Review: As the last reviewer provided so much information in his review, this review will try to avoid what was already covered. I thought Vilk's Golem a pretty good pulp fiction-style read; Clive Cussler does Indiana Jones fused with The Dirty Dozen. The story moves very quickly, which maybe reflects Vilk's background in film, and can easily be imagined as a film or graphic novel. As for being an action novel, it reads well that way. I personally liked that it did not get tied down in discussions of weapons, etc. and avoided all the technobabble that is so common to action novels by say Cussler or Clancy. The spare style of little-detail-provided-writing was somewhat like that of Elmore Leonard.
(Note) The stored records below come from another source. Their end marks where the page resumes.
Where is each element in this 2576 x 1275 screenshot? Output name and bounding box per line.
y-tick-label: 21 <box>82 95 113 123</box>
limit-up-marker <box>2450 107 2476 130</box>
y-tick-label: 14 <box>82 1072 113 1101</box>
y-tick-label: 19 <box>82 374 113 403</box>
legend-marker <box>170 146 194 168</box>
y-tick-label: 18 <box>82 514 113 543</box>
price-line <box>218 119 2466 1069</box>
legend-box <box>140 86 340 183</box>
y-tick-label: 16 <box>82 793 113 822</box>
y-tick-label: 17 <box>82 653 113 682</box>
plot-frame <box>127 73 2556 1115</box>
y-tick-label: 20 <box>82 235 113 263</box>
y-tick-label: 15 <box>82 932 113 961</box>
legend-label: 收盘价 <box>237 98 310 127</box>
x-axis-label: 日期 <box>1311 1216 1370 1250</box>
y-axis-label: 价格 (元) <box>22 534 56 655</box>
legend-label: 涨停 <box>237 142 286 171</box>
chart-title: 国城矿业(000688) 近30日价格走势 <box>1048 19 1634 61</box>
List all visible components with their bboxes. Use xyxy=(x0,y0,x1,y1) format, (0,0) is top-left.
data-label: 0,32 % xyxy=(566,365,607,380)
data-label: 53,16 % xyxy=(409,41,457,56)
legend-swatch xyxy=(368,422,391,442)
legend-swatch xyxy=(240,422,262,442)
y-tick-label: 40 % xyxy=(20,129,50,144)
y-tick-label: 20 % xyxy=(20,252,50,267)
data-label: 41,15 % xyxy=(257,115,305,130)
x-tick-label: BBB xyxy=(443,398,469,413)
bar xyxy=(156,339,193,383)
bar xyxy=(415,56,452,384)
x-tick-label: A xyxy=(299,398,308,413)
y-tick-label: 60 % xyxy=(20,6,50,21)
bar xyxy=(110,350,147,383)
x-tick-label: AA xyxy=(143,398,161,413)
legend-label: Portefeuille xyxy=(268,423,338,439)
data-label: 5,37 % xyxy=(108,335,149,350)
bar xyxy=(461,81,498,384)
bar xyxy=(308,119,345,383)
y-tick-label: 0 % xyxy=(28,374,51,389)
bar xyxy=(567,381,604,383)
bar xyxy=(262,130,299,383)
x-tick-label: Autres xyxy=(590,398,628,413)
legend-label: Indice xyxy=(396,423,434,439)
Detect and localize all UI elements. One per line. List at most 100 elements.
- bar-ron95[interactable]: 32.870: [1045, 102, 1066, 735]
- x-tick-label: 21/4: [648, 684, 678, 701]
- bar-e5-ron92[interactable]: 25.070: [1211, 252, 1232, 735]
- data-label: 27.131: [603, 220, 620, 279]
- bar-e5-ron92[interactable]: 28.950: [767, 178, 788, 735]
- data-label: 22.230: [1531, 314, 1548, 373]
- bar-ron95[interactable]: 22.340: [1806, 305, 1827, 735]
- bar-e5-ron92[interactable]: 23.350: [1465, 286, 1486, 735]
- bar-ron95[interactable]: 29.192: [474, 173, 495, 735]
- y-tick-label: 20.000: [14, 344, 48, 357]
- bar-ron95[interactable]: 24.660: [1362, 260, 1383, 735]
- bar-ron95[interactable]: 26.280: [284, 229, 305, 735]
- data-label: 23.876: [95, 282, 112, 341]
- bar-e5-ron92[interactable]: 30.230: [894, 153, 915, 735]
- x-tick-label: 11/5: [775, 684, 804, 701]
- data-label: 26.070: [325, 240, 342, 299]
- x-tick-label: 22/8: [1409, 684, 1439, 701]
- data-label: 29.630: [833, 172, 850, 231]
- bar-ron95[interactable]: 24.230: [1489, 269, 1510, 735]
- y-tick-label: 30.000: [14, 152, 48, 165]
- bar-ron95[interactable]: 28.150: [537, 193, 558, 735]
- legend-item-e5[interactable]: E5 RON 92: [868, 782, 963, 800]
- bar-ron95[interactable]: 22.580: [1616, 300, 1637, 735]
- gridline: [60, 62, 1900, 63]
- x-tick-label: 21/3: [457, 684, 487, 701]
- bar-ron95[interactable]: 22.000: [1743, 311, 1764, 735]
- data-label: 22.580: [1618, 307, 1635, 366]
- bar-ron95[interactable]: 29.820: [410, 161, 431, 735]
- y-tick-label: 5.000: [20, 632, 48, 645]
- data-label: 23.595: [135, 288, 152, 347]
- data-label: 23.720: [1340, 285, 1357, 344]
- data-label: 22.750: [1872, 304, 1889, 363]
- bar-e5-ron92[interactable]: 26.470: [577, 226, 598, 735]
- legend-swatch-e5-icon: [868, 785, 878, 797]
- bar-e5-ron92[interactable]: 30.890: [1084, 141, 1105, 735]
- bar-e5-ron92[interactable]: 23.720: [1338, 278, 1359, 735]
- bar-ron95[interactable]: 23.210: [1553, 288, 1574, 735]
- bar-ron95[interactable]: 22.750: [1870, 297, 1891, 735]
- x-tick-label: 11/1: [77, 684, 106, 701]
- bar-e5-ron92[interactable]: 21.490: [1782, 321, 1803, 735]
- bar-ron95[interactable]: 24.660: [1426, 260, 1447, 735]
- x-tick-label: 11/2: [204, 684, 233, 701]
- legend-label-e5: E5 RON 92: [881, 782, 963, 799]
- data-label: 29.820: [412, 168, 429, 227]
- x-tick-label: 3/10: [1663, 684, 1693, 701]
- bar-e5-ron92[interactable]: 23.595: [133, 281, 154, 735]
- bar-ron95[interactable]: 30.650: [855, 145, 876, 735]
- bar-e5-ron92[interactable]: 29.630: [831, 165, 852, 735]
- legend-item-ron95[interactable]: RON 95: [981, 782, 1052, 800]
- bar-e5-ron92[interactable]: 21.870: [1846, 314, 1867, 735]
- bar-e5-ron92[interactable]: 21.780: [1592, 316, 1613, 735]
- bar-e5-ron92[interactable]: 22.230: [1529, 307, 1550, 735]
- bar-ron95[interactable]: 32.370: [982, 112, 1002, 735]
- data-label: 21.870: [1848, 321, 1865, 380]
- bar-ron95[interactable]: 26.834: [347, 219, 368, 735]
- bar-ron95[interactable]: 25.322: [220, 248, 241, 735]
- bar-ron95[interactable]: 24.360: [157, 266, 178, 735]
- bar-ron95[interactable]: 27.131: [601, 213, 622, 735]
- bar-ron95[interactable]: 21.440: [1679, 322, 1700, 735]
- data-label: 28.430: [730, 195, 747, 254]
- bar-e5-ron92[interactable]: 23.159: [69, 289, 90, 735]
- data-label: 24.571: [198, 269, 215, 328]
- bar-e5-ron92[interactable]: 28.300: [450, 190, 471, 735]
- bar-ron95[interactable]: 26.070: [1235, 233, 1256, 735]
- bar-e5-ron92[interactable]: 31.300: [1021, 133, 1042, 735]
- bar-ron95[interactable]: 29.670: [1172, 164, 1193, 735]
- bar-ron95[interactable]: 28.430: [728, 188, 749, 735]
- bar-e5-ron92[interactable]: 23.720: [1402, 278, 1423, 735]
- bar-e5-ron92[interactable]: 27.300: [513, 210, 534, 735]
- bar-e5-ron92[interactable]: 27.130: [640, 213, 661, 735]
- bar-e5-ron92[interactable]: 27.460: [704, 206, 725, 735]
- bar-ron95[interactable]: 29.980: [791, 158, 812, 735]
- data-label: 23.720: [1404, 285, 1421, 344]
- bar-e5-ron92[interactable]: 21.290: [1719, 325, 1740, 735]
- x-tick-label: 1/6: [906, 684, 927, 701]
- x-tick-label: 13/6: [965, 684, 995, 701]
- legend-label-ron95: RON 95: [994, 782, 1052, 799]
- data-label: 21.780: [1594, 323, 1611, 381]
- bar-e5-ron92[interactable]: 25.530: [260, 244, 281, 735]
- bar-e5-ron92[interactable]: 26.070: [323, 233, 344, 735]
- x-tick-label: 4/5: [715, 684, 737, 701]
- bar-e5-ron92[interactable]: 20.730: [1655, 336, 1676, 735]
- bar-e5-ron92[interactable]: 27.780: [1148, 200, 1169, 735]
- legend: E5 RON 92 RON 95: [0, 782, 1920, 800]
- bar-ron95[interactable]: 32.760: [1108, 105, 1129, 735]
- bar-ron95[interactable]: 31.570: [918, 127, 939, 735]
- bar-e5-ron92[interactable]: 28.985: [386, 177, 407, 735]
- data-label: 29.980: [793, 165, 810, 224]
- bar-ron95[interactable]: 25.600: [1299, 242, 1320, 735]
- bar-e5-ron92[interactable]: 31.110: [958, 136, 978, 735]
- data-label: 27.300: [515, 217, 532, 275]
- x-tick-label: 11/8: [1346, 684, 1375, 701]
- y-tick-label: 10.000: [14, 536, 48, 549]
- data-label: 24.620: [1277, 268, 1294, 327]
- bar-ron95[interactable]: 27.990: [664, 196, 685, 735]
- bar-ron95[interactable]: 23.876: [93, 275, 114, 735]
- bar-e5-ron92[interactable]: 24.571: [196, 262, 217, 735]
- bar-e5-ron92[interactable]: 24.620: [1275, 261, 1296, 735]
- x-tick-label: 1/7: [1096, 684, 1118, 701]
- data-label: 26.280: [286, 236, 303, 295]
As for being a horror novel, the premise reminded me of F. Paul Wilson's The Keep but was different from that novel in that Vilk's Golem reads much more like an action story and thus I would not say it is horrific.
The reason I gave this book four stars rather than five was that I wish there had been more background in it. This might not be the case for every reader but the history buff in me wanted more than Vilk provided. More on the Golem story and how it eventually ties to the story presented would have been a very good addition to the book. I can imagine how the Munich Pact and the like would have led to where the story picks up with the Germans messing around with the Golem in Greenland but I would have liked to read how the author imagined it, either through the actual telling of the story or at least through OSS reports passed on the US Ranger hero. The question of issues for the SS with dealing with something that was so Jewish as the Golem was one that kept coming to my mind and never was resolved. Also, struggles between the SS and German army are mentioned but not as developed as they could have been. These are the things that interest me and thus I wish Vilk had spent more time on them and less on his cipher which I will not be puzzling out. Maybe down the road Vilk will produce an expanded edition of Golem that will address the historical background to his thriller.
The quibbles of the previous paragraph aside, this is the ideal book for anyone in the mood for a pulp fiction Second World War story.